The Mudcat Café TM
Thread #138055   Message #3159009
Posted By: JohnInKansas
23-May-11 - 03:27 AM
Thread Name: Washtub Bass Stick
Subject: RE: Washtub Bass Stick
The stick shouldn't affect the sound by much, but how it's "socketed" onto the tub (for that kind of tub) could have a strong influence, and a change in sticks might cause you to change posture. (If you use your foot to hold the tub down, moving it slightly could affect tone.)

Broom handles are sometimes a relatively soft wood, and - as suggested - prone to break. The kind that "screws into" a shop broom will likely be a little harder than one cut off of a "broomstraw" sweeper. If you want a smaller diameter stick, rake handles, or hoe handles, are sometimes a good choice, since they're more often made of harder wood; but you're unlikely to find the kind of wood accurately named on the label of replacement handles. At hardware stores good rake/hoe handles run $20+(US) in my area, although they can be found for half that in "possibly inferior" wood, if you select sound pieces individually.

Closet rod, at 1.25 inches (3 cm) is a good choice if you want a "fatter" stick. I have several "well aged" ones I've used for holding up tarps in the campground when they were cheap, but I found the rod priced at a little over $1.20 (US) per foot the last time I looked for one.

Shovel handles are generally "harder" wood, but often have a bend at the end to fit into the blade. That may be just what you want, or may make them unusable depending on your "tub design." The "long straight" shovel handles seem hard to find in my area, and I'd think the "T-Handle" kind would be too short for most tub use.

Axe handles and mattock handles generally will be made from quite hard woods, but usually have peculiar bends and tapers that may be a problem.
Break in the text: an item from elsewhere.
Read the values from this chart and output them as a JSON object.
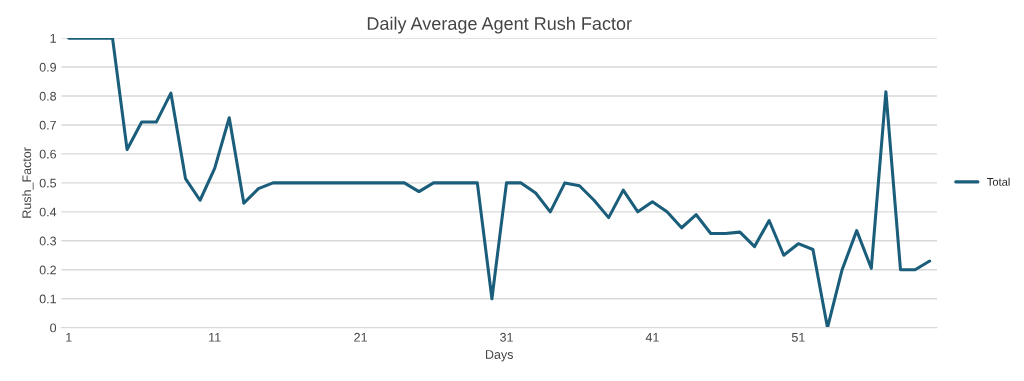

They are seldom round.

The C-section handrail would seem to me to have the same "asymmetry problem" but every tub - and every player - presents different oproblems and preferences. Round handrails, usually with at least a small flat on the underside, and other shapes can be found; but you might have to go to "specialty" shops. They'd likely be of good wood.

"Natural" sticks are sometimes found that can be a nice touch, but "fallen limbs" are seldom of sound quality and it may be difficult to find straight enough ones that you can cut from live trees/bushes. You might need to follow a tree-trimmer around for a while to find a really good one. Festivals often have "craft fairs" where you can find people vending "walking sticks" that might offer some interesting possibilities, but most of the regulars in my area make the majority of their sticks too short for my taste even as walkers.
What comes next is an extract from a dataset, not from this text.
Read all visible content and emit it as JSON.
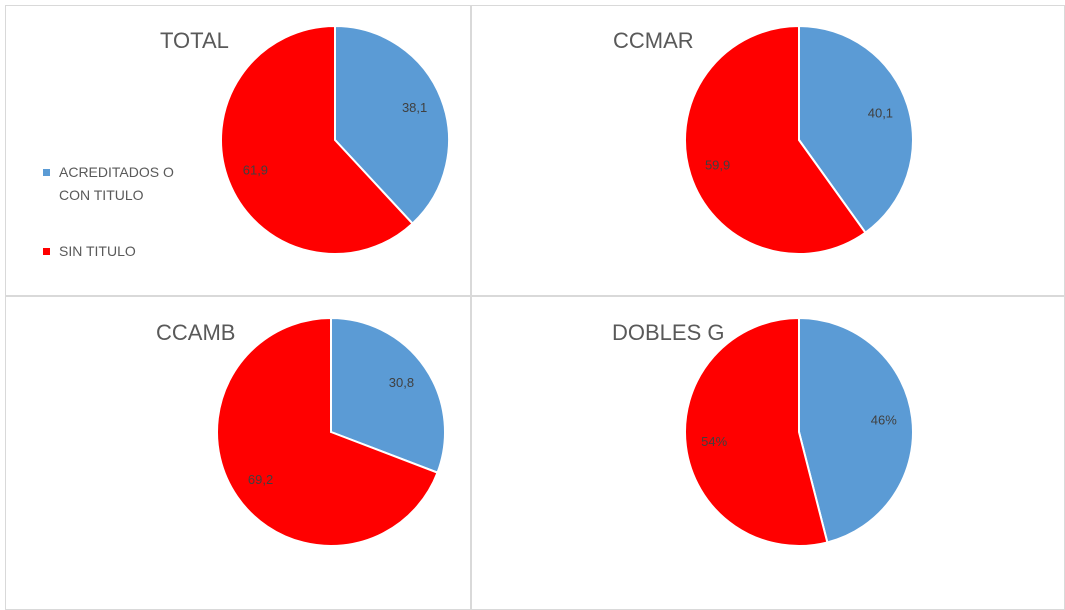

One fellow who's been at our local festival for a couple of years uses a "doubletree"* for a stick, but he's using a six foot diameter "tub" and 3/16" aircraft cable for a string. (He sweats a lot when he plays; but he's "proud of being loud" - his main talent. I expect to see him with a 300 gallon stock tank and some bridge-structure parts if his "talent" continues to develop.)

* From Random House web dictionary:
doubletree [duhb-uhl-tree]
a pivoted bar with a whiffletree attached to each end, used in harnessing two horses abreast.